The purpose behind them is to speed up system operation.  When an interrupt
occurs the main interrupt handler will typically do a small amount of work,
and then return control to the OS.  At a later time the interrupts
bottom-half will be executed, this is typically the bulk of the interrupt
code.  Doing things this way allows the system to spend a minimal amount of
time within a single interrupt.

	It's very possible to register our own bottom-half handlers, even
without providing support for any actual interrupts.  Using functions already
built into the kernel, we can register a function as a bottom-half, mark it
to be run, and thereby have are code executed as any real bottom-half.

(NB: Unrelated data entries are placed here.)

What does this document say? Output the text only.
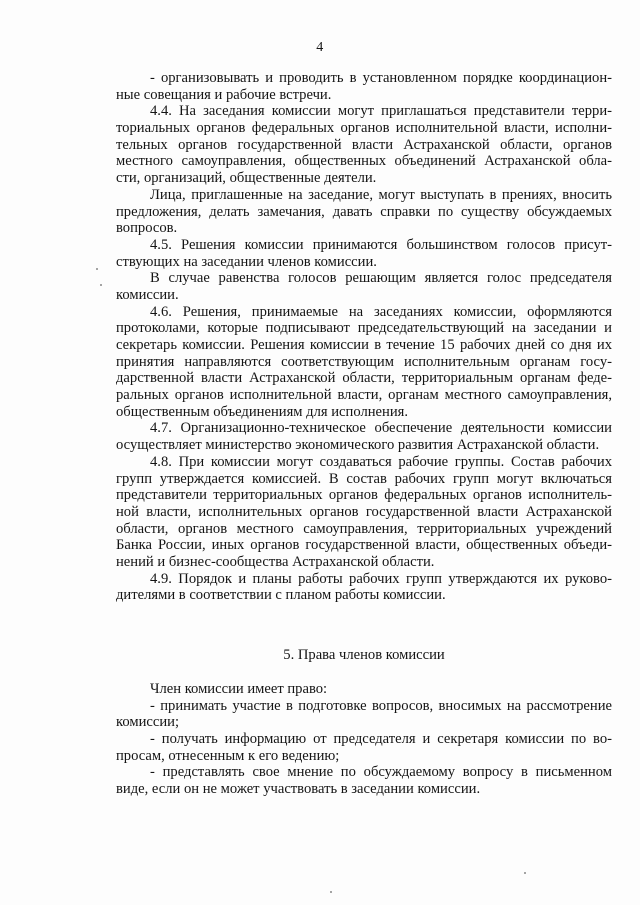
4
- организовывать и проводить в установленном порядке координацион-
ные совещания и рабочие встречи.
4.4. На заседания комиссии могут приглашаться представители терри-
ториальных органов федеральных органов исполнительной власти, исполни-
тельных органов государственной власти Астраханской области, органов
местного самоуправления, общественных объединений Астраханской обла-
сти, организаций, общественные деятели.
Лица, приглашенные на заседание, могут выступать в прениях, вносить
предложения, делать замечания, давать справки по существу обсуждаемых
вопросов.
4.5. Решения комиссии принимаются большинством голосов присут-
ствующих на заседании членов комиссии.
В случае равенства голосов решающим является голос председателя
комиссии.
4.6. Решения, принимаемые на заседаниях комиссии, оформляются
протоколами, которые подписывают председательствующий на заседании и
секретарь комиссии. Решения комиссии в течение 15 рабочих дней со дня их
принятия направляются соответствующим исполнительным органам госу-
дарственной власти Астраханской области, территориальным органам феде-
ральных органов исполнительной власти, органам местного самоуправления,
общественным объединениям для исполнения.
4.7. Организационно-техническое обеспечение деятельности комиссии
осуществляет министерство экономического развития Астраханской области.
4.8. При комиссии могут создаваться рабочие группы. Состав рабочих
групп утверждается комиссией. В состав рабочих групп могут включаться
представители территориальных органов федеральных органов исполнитель-
ной власти, исполнительных органов государственной власти Астраханской
области, органов местного самоуправления, территориальных учреждений
Банка России, иных органов государственной власти, общественных объеди-
нений и бизнес-сообщества Астраханской области.
4.9. Порядок и планы работы рабочих групп утверждаются их руково-
дителями в соответствии с планом работы комиссии.
5. Права членов комиссии
Член комиссии имеет право:
- принимать участие в подготовке вопросов, вносимых на рассмотрение
комиссии;
- получать информацию от председателя и секретаря комиссии по во-
просам, отнесенным к его ведению;
- представлять свое мнение по обсуждаемому вопросу в письменном
виде, если он не может участвовать в заседании комиссии.
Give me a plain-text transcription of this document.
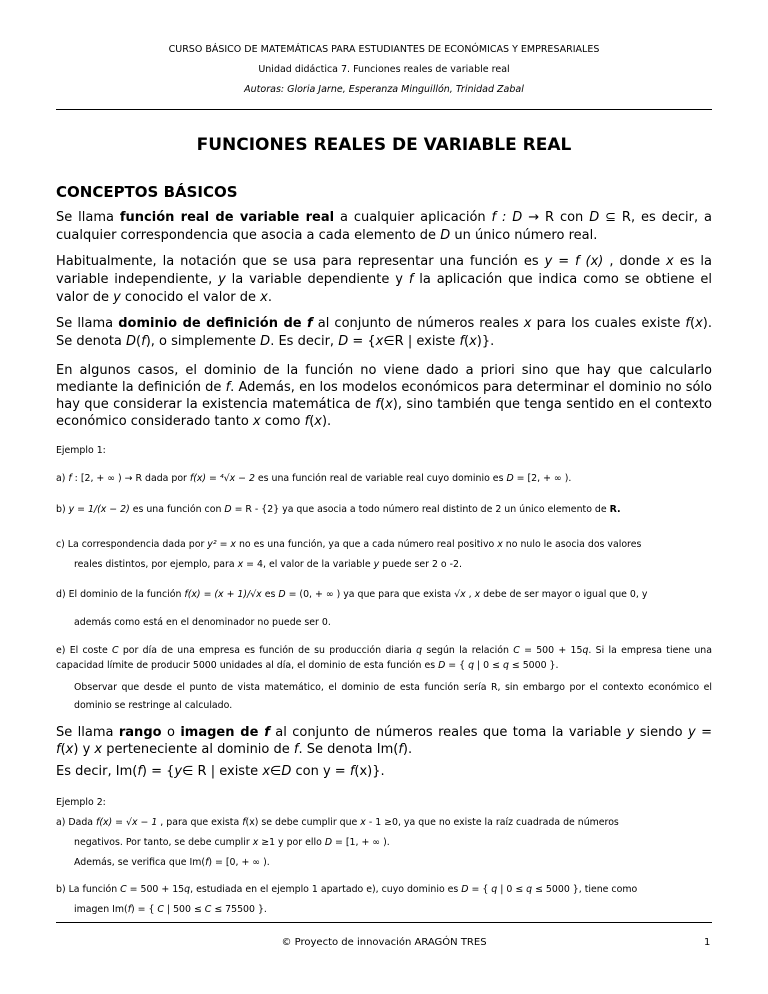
CURSO BÁSICO DE MATEMÁTICAS PARA ESTUDIANTES DE ECONÓMICAS Y EMPRESARIALES
Unidad didáctica 7. Funciones reales de variable real
Autoras: Gloria Jarne, Esperanza Minguillón, Trinidad Zabal
FUNCIONES REALES DE VARIABLE REAL
CONCEPTOS BÁSICOS
Se llama función real de variable real a cualquier aplicación f : D → R con D ⊆ R, es decir, a cualquier correspondencia que asocia a cada elemento de D un único número real.
Habitualmente, la notación que se usa para representar una función es y = f (x) , donde x es la variable independiente, y la variable dependiente y f la aplicación que indica como se obtiene el valor de y conocido el valor de x.
Se llama dominio de definición de f al conjunto de números reales x para los cuales existe f(x). Se denota D(f), o simplemente D. Es decir, D = {x∈R | existe f(x)}.
En algunos casos, el dominio de la función no viene dado a priori sino que hay que calcularlo mediante la definición de f. Además, en los modelos económicos para determinar el dominio no sólo hay que considerar la existencia matemática de f(x), sino también que tenga sentido en el contexto económico considerado tanto x como f(x).
Ejemplo 1:
a) f : [2, + ∞ ) → R dada por f(x) = ⁴√x − 2 es una función real de variable real cuyo dominio es D = [2, + ∞ ).
b) y = 1/(x − 2) es una función con D = R - {2} ya que asocia a todo número real distinto de 2 un único elemento de R.
c) La correspondencia dada por y² = x no es una función, ya que a cada número real positivo x no nulo le asocia dos valores
reales distintos, por ejemplo, para x = 4, el valor de la variable y puede ser 2 o -2.
d) El dominio de la función f(x) = (x + 1)/√x es D = (0, + ∞ ) ya que para que exista √x , x debe de ser mayor o igual que 0, y
además como está en el denominador no puede ser 0.
e) El coste C por día de una empresa es función de su producción diaria q según la relación C = 500 + 15q. Si la empresa tiene una capacidad límite de producir 5000 unidades al día, el dominio de esta función es D = { q | 0 ≤ q ≤ 5000 }.
Observar que desde el punto de vista matemático, el dominio de esta función sería R, sin embargo por el contexto económico el dominio se restringe al calculado.
Se llama rango o imagen de f al conjunto de números reales que toma la variable y siendo y = f(x) y x perteneciente al dominio de f. Se denota Im(f).
Es decir, Im(f) = {y∈ R | existe x∈D con y = f(x)}.
Ejemplo 2:
a) Dada f(x) = √x − 1 , para que exista f(x) se debe cumplir que x - 1 ≥0, ya que no existe la raíz cuadrada de números
negativos. Por tanto, se debe cumplir x ≥1 y por ello D = [1, + ∞ ).
Además, se verifica que Im(f) = [0, + ∞ ).
b) La función C = 500 + 15q, estudiada en el ejemplo 1 apartado e), cuyo dominio es D = { q | 0 ≤ q ≤ 5000 }, tiene como
imagen Im(f) = { C | 500 ≤ C ≤ 75500 }.
© Proyecto de innovación ARAGÓN TRES	1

	But why would we want to do this?  Surely by now you know to trust
me when I say there's a purpose behind some weird manipulation of the kernel
that I present.  In this case, we do it so that a desired bit of code is
executed on a relatively constant basis, so that we may repeatedly perform
a small task.  For example, you may want to continuously check /var/adm/utmp
and report when a user logs in/out.

	Bottom-halves are checked for execution upon every return from a
system call, as you can see in arch/i386/kernel/entry.S.  Take a look at
kernel/softirq.c as well.


--------------------------------------------------------------------------
/*
 *	init_bh initializes a function as a handler, mark_bh marks
 *	it to be executed upon the next scout for bottom-halves,
 *	disable_bh uninitializes it.  Each time a bottom-half is run,
 *	it is removed from the queue, therefore we call mark_bh after
 *	each run of the registered function.
 */

#include >linux/kernel.h<
#include >linux/module.h<
#include >linux/sched.h<
#include >linux/interrupt.h<

#define EMPTY_BH	30

static void our_half(void *);

int
init_module()
{
	init_bh(EMPTY_BH, (void *) our_half);
	mark_bh(EMPTY_BH);
	
	return 0;
}

static void
our_half(void *null)
{
	/* insert code here... */

	mark_bh(EMPTY_BH);	/* mark to run again */
}

void
cleanup_module()
{
	disable_bh(EMPTY_BH);
}
--------------------------------------------------------------------------